After Samuel Barber’s Adagio for Strings
For the one listening,
the Atlantic is to the west.
Summer sunset ends her day,
light fading as she fades
onto cool blue sheets,
duvet pulled up to her chin.
The strings swell and ebb
like the ocean she imagines.
In her land-locked city,
she may wake up to rain
or dust catching in her throat.
Tonight she dreams of the ocean.
The Bees Return to Maryvale Park
On the lip of a lavender flower,
a bee breathes in the wild scent
born of swamp water, thick mud,
and sunshine, not sugar
or perfume.
Another bee pries out pollen
to add to its sweet hoard,
the kind we may not bottle
or sell: the bees’ own.
Or so we want to imagine.
Probably a house on MacArthur
has hives, stacks of white boxes
tucked among peach and apple trees,
behind a tidy brick ranch.
The owner settles on the stoop.
He plans to sell the honey,
his honey—la miel.
He may sell the pollen too.
Wherever they come from,
whether the honey is theirs
or their keeper’s,
masses of bees dip into blue vervain,
Joe Pye Weed, tiny yellow daisies,
all the flowers that grow in the swamp
with cat of nine tails and stunted,
large-leafed trees.
The bees were dying once.
This summer they are reborn.
Originally published in In Quarantine
Leaving the City Made of Fog
After Hung-Ju Kan, Density Vs. Emptiness 20-3 (triptych), 2020
In quarantine, the artist walks past spring flowers,
pink dogwoods that could be starched silk.

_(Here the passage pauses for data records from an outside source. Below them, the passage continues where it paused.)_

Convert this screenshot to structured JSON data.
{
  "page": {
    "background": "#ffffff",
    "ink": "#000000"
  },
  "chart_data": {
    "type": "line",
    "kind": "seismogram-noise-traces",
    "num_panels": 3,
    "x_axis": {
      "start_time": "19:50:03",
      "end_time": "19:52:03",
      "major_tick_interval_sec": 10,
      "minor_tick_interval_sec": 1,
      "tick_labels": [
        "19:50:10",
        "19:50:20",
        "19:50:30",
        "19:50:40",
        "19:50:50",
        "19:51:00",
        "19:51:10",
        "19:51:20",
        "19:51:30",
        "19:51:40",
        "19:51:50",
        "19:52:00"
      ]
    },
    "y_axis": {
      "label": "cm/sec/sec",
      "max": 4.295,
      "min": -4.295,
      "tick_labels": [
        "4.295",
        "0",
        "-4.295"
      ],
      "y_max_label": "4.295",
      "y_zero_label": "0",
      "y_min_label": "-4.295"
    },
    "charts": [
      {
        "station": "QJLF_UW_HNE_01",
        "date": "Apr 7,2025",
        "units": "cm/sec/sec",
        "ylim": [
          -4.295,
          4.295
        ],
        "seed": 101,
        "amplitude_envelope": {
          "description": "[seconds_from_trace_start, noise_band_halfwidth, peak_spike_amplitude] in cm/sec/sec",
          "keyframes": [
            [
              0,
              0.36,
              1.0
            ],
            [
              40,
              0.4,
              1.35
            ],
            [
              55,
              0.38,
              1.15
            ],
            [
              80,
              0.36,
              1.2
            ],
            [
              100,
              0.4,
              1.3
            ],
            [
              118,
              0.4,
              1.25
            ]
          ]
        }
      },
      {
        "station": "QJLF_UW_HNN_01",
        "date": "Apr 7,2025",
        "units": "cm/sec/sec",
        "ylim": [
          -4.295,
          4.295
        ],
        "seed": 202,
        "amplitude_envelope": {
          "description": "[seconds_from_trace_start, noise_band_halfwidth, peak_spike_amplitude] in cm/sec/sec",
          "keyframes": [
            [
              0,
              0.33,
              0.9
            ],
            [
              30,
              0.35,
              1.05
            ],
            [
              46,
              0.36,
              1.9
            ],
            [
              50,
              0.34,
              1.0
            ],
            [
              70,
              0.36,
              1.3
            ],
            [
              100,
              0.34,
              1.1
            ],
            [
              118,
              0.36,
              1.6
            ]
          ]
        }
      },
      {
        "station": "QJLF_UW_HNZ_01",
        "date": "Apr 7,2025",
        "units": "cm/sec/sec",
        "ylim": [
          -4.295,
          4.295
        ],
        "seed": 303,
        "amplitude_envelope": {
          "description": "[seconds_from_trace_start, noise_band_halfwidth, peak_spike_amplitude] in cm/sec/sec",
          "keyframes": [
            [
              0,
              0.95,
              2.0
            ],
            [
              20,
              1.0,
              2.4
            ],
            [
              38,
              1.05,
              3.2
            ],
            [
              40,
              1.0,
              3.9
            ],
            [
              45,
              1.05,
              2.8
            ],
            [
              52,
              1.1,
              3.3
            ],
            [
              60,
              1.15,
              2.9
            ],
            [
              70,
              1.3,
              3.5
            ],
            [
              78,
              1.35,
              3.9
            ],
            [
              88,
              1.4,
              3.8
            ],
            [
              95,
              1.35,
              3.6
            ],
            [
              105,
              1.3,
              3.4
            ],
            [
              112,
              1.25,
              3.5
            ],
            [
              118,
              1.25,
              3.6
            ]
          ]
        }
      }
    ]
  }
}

The slight wind pushes cherry blossoms
to the ground where footsteps crush them.
The blue haze smells of alcohol wipes, scent
of this hospital city. Sirens’ sounds
drown out the thin songs
of returning birds perched in trees.
Mist hangs down to hide houses.
He has seen too much in winter
when he walked miles to the studio,
stretched canvas, used oils
to capture the city of fog
and the girl who smelled of mocha
and turpentine. Twice they danced
at a club, pressed together without masks.
At last sun and sky break through.
Next week he is leaving the city of fog.
Next week he is flying home.
Masked and gloved,
he will ride the empty subway,
feeling the streets above him disappear,
longing for the streets back home
crowded with people who brush past him.
He has already forgotten the girl’s name.